If these engines are not compatible with the environmental expectations, then what is the situation with the cars of the broad competition in the automotive industry? The independent tests, carried out by different institutions or specialised journals, being very different from the standardised laboratory test, which have nothing to do with reality due to their artificial model specifications, were not only failed by VW with the 1.6 and 2.0 TDI, engines but also other manufacturers ranging from Volvo to Mazda.
These tests were carried out in normal street traffic, where all of us have gathered experiences with smoky diesel cars – and not even only old-timer vehicles. However, now that models of individual producers are failing, are we going to stick to setting an example with a scapegoat, or is it going to go the full round?
Do we need to bury the diesel, which has been described by the Hungarian minister of national economy as “much more efficient” than the gasoline engine, in his efforts to protect the jobs at Audi Hungaria? What happens with the other brands if VW fails at the International Council on Clean Transportation, how is BMW doing, although the Bavarians are calculated by British testers?
How can the client trust the tests, which appear plausible but (due to the missing standards, of course) provide contradictory results? And what about the buses and the truck fleets – does anyone think that these, similarly as the American monster cars with their gasoline-devouring engines, are really more environmentally friendly than the just recently produced turbocharged direct injection? With this background it’s quite strange how the Germans’ self-flagellation is blossoming at the moment.

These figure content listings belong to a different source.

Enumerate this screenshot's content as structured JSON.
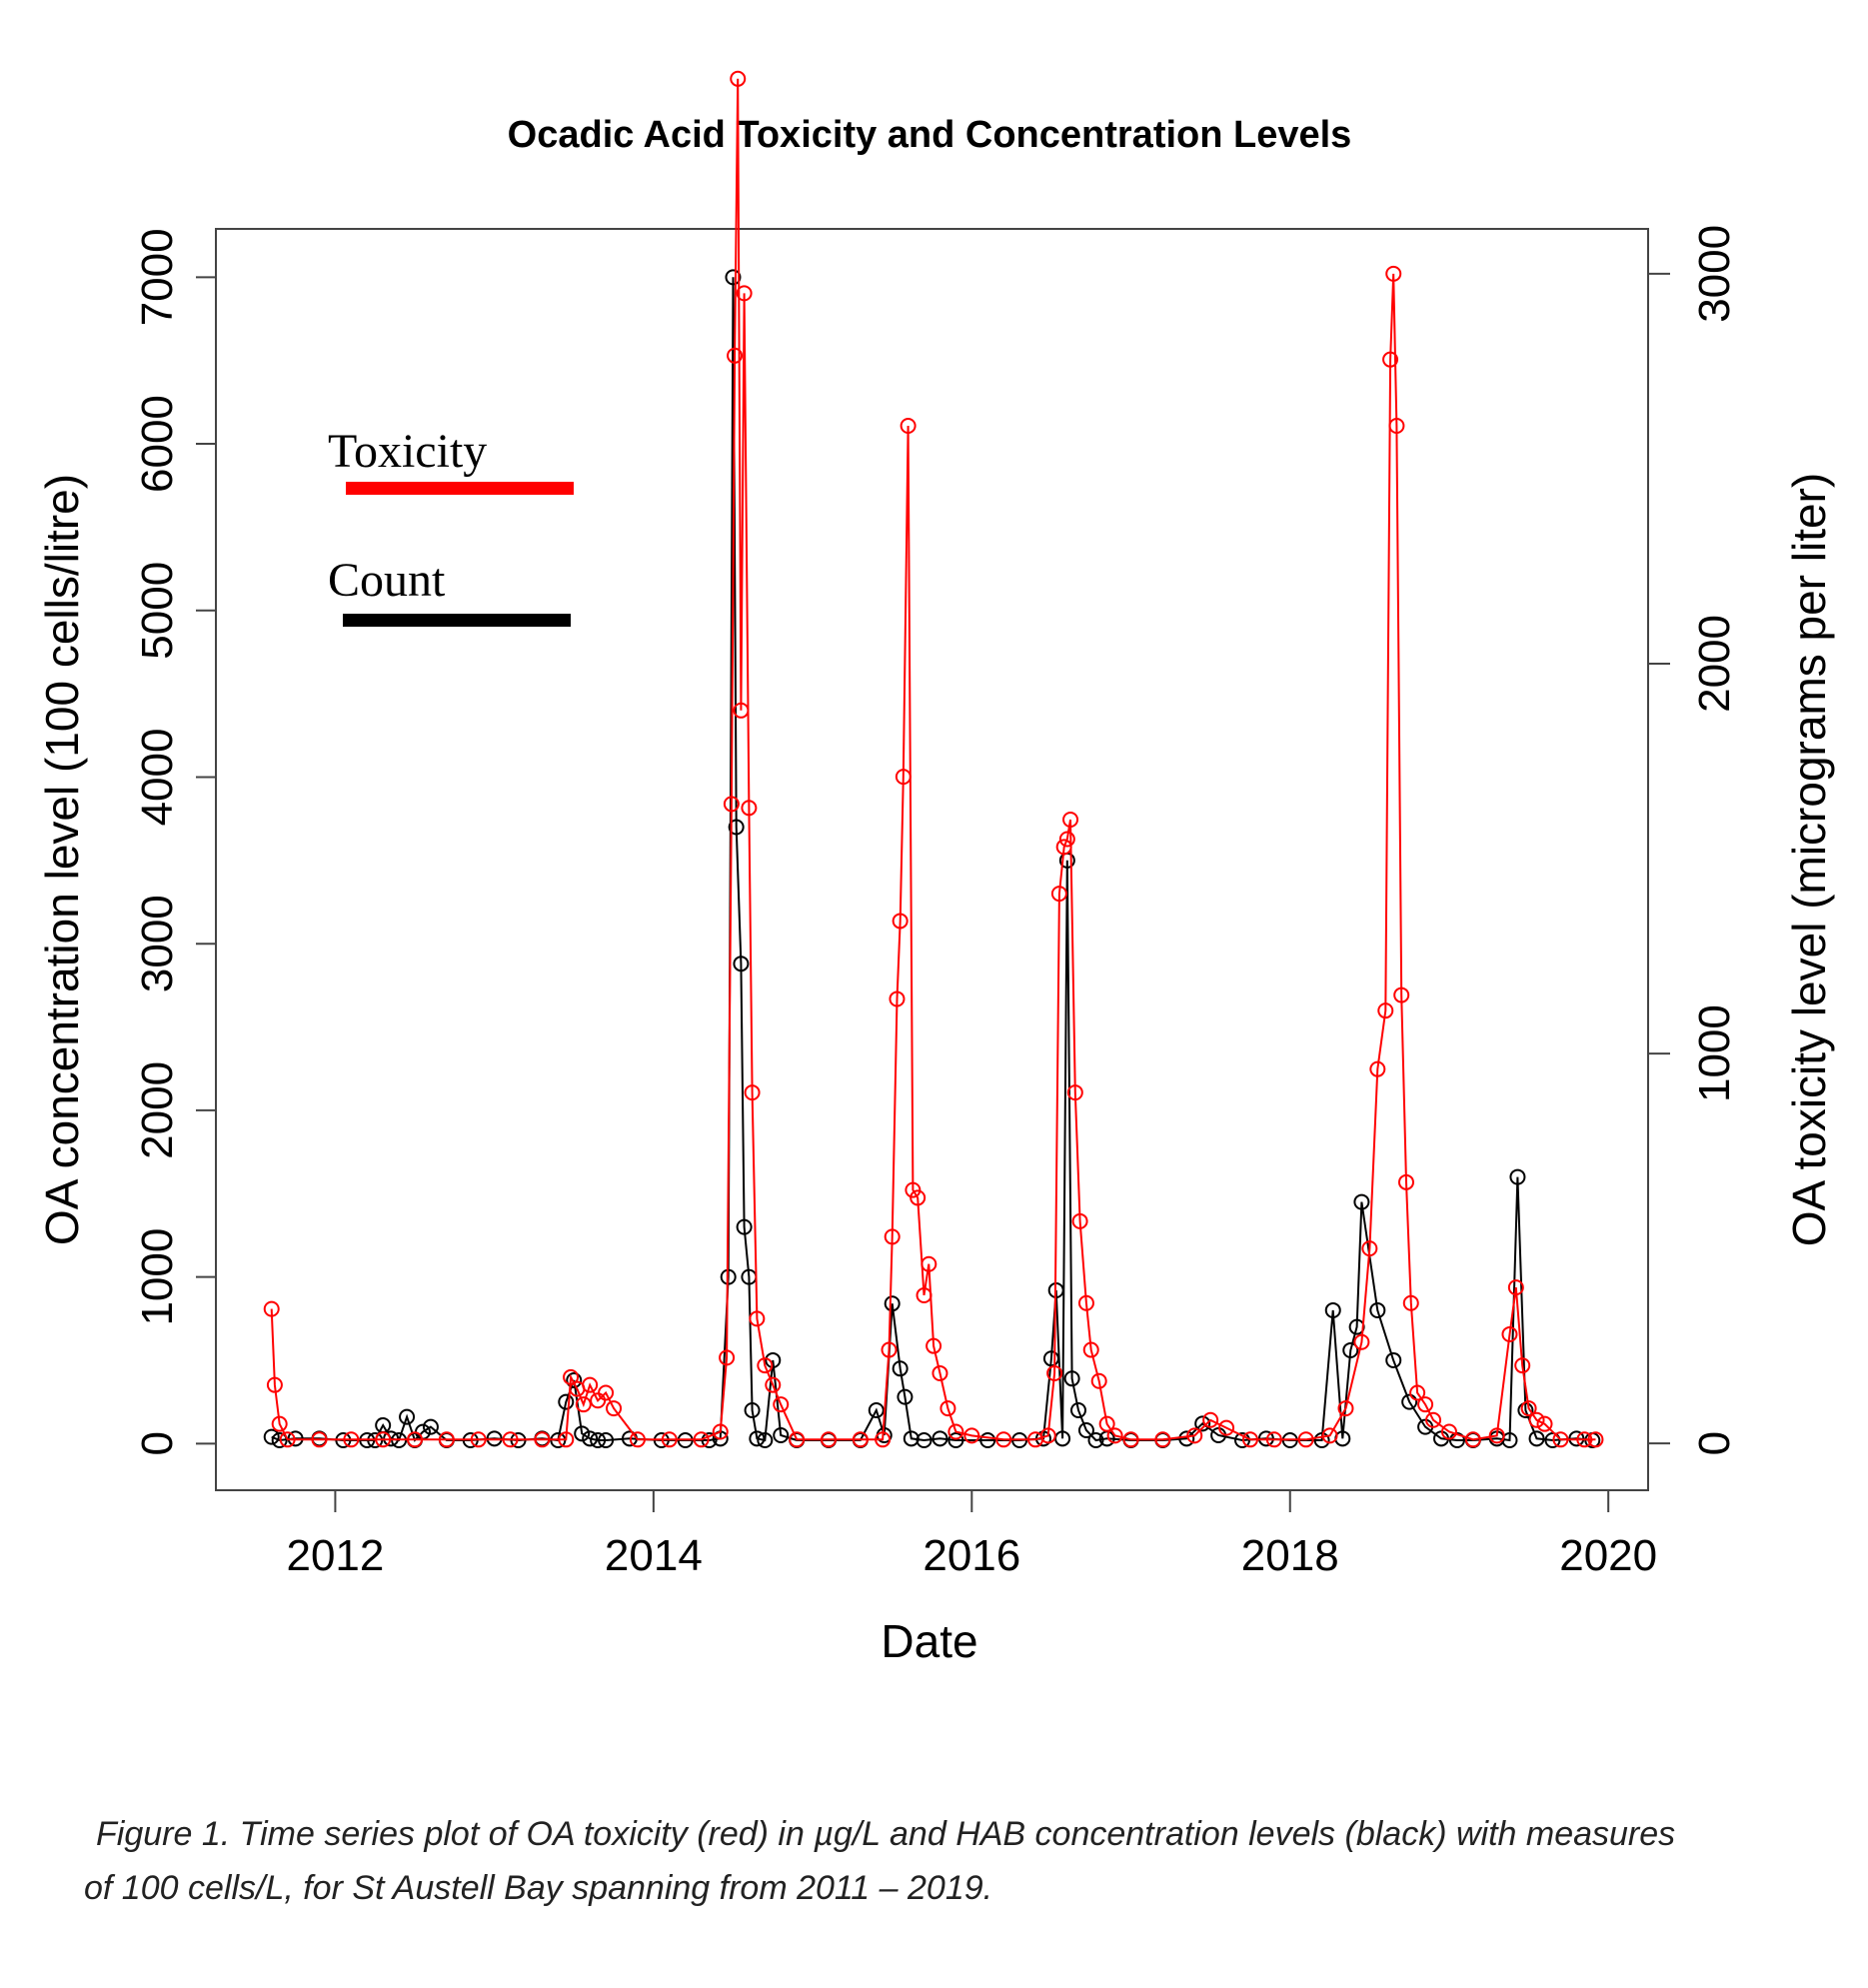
{
  "chart_data": {
    "type": "line",
    "title": "Ocadic Acid Toxicity and Concentration Levels",
    "xlabel": "Date",
    "ylabel": "OA concentration level (100 cells/litre)",
    "ylabel_right": "OA toxicity level (micrograms per liter)",
    "xlim": [
      2011.25,
      2020.25
    ],
    "ylim": [
      -280,
      7290
    ],
    "ylim_right": [
      -120,
      3115
    ],
    "x_ticks": [
      2012,
      2014,
      2016,
      2018,
      2020
    ],
    "x_tick_labels": [
      "2012",
      "2014",
      "2016",
      "2018",
      "2020"
    ],
    "y_ticks": [
      0,
      1000,
      2000,
      3000,
      4000,
      5000,
      6000,
      7000
    ],
    "y_tick_labels": [
      "0",
      "1000",
      "2000",
      "3000",
      "4000",
      "5000",
      "6000",
      "7000"
    ],
    "y_ticks_right": [
      0,
      1000,
      2000,
      3000
    ],
    "y_tick_labels_right": [
      "0",
      "1000",
      "2000",
      "3000"
    ],
    "grid": false,
    "legend": {
      "placement": "top-left",
      "entries": [
        {
          "label": "Toxicity",
          "color": "#ff0000"
        },
        {
          "label": "Count",
          "color": "#000000"
        }
      ]
    },
    "series": [
      {
        "name": "Count",
        "axis": "left",
        "color": "#000000",
        "x": [
          2011.6,
          2011.65,
          2011.75,
          2011.9,
          2012.05,
          2012.2,
          2012.25,
          2012.3,
          2012.35,
          2012.4,
          2012.45,
          2012.5,
          2012.55,
          2012.6,
          2012.7,
          2012.85,
          2013.0,
          2013.15,
          2013.3,
          2013.4,
          2013.45,
          2013.5,
          2013.55,
          2013.6,
          2013.65,
          2013.7,
          2013.85,
          2014.05,
          2014.2,
          2014.35,
          2014.42,
          2014.47,
          2014.5,
          2014.52,
          2014.55,
          2014.57,
          2014.6,
          2014.62,
          2014.65,
          2014.7,
          2014.75,
          2014.8,
          2014.9,
          2015.1,
          2015.3,
          2015.4,
          2015.45,
          2015.5,
          2015.55,
          2015.58,
          2015.62,
          2015.7,
          2015.8,
          2015.9,
          2016.1,
          2016.3,
          2016.45,
          2016.5,
          2016.53,
          2016.57,
          2016.6,
          2016.63,
          2016.67,
          2016.72,
          2016.78,
          2016.85,
          2017.0,
          2017.2,
          2017.35,
          2017.45,
          2017.55,
          2017.7,
          2017.85,
          2018.0,
          2018.2,
          2018.27,
          2018.33,
          2018.38,
          2018.42,
          2018.45,
          2018.55,
          2018.65,
          2018.75,
          2018.85,
          2018.95,
          2019.05,
          2019.15,
          2019.3,
          2019.38,
          2019.43,
          2019.48,
          2019.55,
          2019.65,
          2019.8,
          2019.9
        ],
        "values": [
          40,
          20,
          30,
          30,
          20,
          20,
          20,
          110,
          30,
          20,
          160,
          20,
          70,
          100,
          20,
          20,
          30,
          20,
          30,
          20,
          250,
          380,
          60,
          30,
          20,
          20,
          30,
          20,
          20,
          20,
          30,
          1000,
          7000,
          3700,
          2880,
          1300,
          1000,
          200,
          30,
          20,
          500,
          50,
          20,
          20,
          20,
          200,
          50,
          840,
          450,
          280,
          30,
          20,
          30,
          20,
          20,
          20,
          30,
          510,
          920,
          30,
          3500,
          390,
          200,
          80,
          20,
          30,
          20,
          20,
          30,
          120,
          50,
          20,
          30,
          20,
          20,
          800,
          30,
          560,
          700,
          1450,
          800,
          500,
          250,
          100,
          30,
          20,
          20,
          30,
          20,
          1600,
          200,
          30,
          20,
          30,
          20
        ],
        "marker": "open-circle"
      },
      {
        "name": "Toxicity",
        "axis": "right",
        "color": "#ff0000",
        "x": [
          2011.6,
          2011.62,
          2011.65,
          2011.7,
          2011.9,
          2012.1,
          2012.3,
          2012.5,
          2012.7,
          2012.9,
          2013.1,
          2013.3,
          2013.45,
          2013.48,
          2013.52,
          2013.56,
          2013.6,
          2013.65,
          2013.7,
          2013.75,
          2013.9,
          2014.1,
          2014.3,
          2014.42,
          2014.46,
          2014.49,
          2014.51,
          2014.53,
          2014.55,
          2014.57,
          2014.6,
          2014.62,
          2014.65,
          2014.7,
          2014.75,
          2014.8,
          2014.9,
          2015.1,
          2015.3,
          2015.44,
          2015.48,
          2015.5,
          2015.53,
          2015.55,
          2015.57,
          2015.6,
          2015.63,
          2015.66,
          2015.7,
          2015.73,
          2015.76,
          2015.8,
          2015.85,
          2015.9,
          2016.0,
          2016.2,
          2016.4,
          2016.48,
          2016.52,
          2016.55,
          2016.58,
          2016.6,
          2016.62,
          2016.65,
          2016.68,
          2016.72,
          2016.75,
          2016.8,
          2016.85,
          2016.9,
          2017.0,
          2017.2,
          2017.4,
          2017.5,
          2017.6,
          2017.75,
          2017.9,
          2018.1,
          2018.25,
          2018.35,
          2018.45,
          2018.5,
          2018.55,
          2018.6,
          2018.63,
          2018.65,
          2018.67,
          2018.7,
          2018.73,
          2018.76,
          2018.8,
          2018.85,
          2018.9,
          2019.0,
          2019.15,
          2019.3,
          2019.38,
          2019.42,
          2019.46,
          2019.5,
          2019.55,
          2019.6,
          2019.7,
          2019.85,
          2019.92
        ],
        "values": [
          345,
          150,
          50,
          10,
          10,
          10,
          10,
          10,
          10,
          10,
          10,
          10,
          10,
          170,
          140,
          100,
          150,
          110,
          130,
          90,
          10,
          10,
          10,
          30,
          220,
          1640,
          2790,
          3500,
          1880,
          2950,
          1630,
          900,
          320,
          200,
          150,
          100,
          10,
          10,
          10,
          10,
          240,
          530,
          1140,
          1340,
          1710,
          2610,
          650,
          630,
          380,
          460,
          250,
          180,
          90,
          30,
          20,
          10,
          10,
          20,
          180,
          1410,
          1530,
          1550,
          1600,
          900,
          570,
          360,
          240,
          160,
          50,
          20,
          10,
          10,
          20,
          60,
          40,
          10,
          10,
          10,
          20,
          90,
          260,
          500,
          960,
          1110,
          2780,
          3000,
          2610,
          1150,
          670,
          360,
          130,
          100,
          60,
          30,
          10,
          20,
          280,
          400,
          200,
          90,
          60,
          50,
          10,
          10,
          10
        ],
        "marker": "open-circle"
      }
    ]
  },
  "caption": {
    "line1": "Figure 1. Time series plot of OA toxicity (red) in µg/L and HAB concentration levels (black) with measures",
    "line2": "of 100 cells/L, for St Austell Bay spanning from 2011 – 2019."
  }
}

Doubtful glory of the global leader
The fact that VW resorted to a manipulating software, since they were not able to meet the stricter and stricter environmental requirements (at least temporarily) by means of engineering, may indeed be explained with the arrogance and impatience of the business leaders spoiled by success. If you investigate the industry a little bit, you could discover enough cases when the engineers are desperately trying to fix the attributes, which have already been sold by marketing as working for a long time.
However, the conclusion that the Germans were only serving the US market with these tricks and that they wanted to be celebrated as heroes thanks to introducing “Clean Diesel”, is quite questionable and lacks a certain sense of reality.
The adventure in the USA has already cost billions to the Volkswagen Group, which only held the dubious title of global leader for five months. As a European citizen you might wonder whether the money invested in the over-subsidised sales policy could have been invested in a better place in other regions of the world – for example in generous rebates for American car buyers.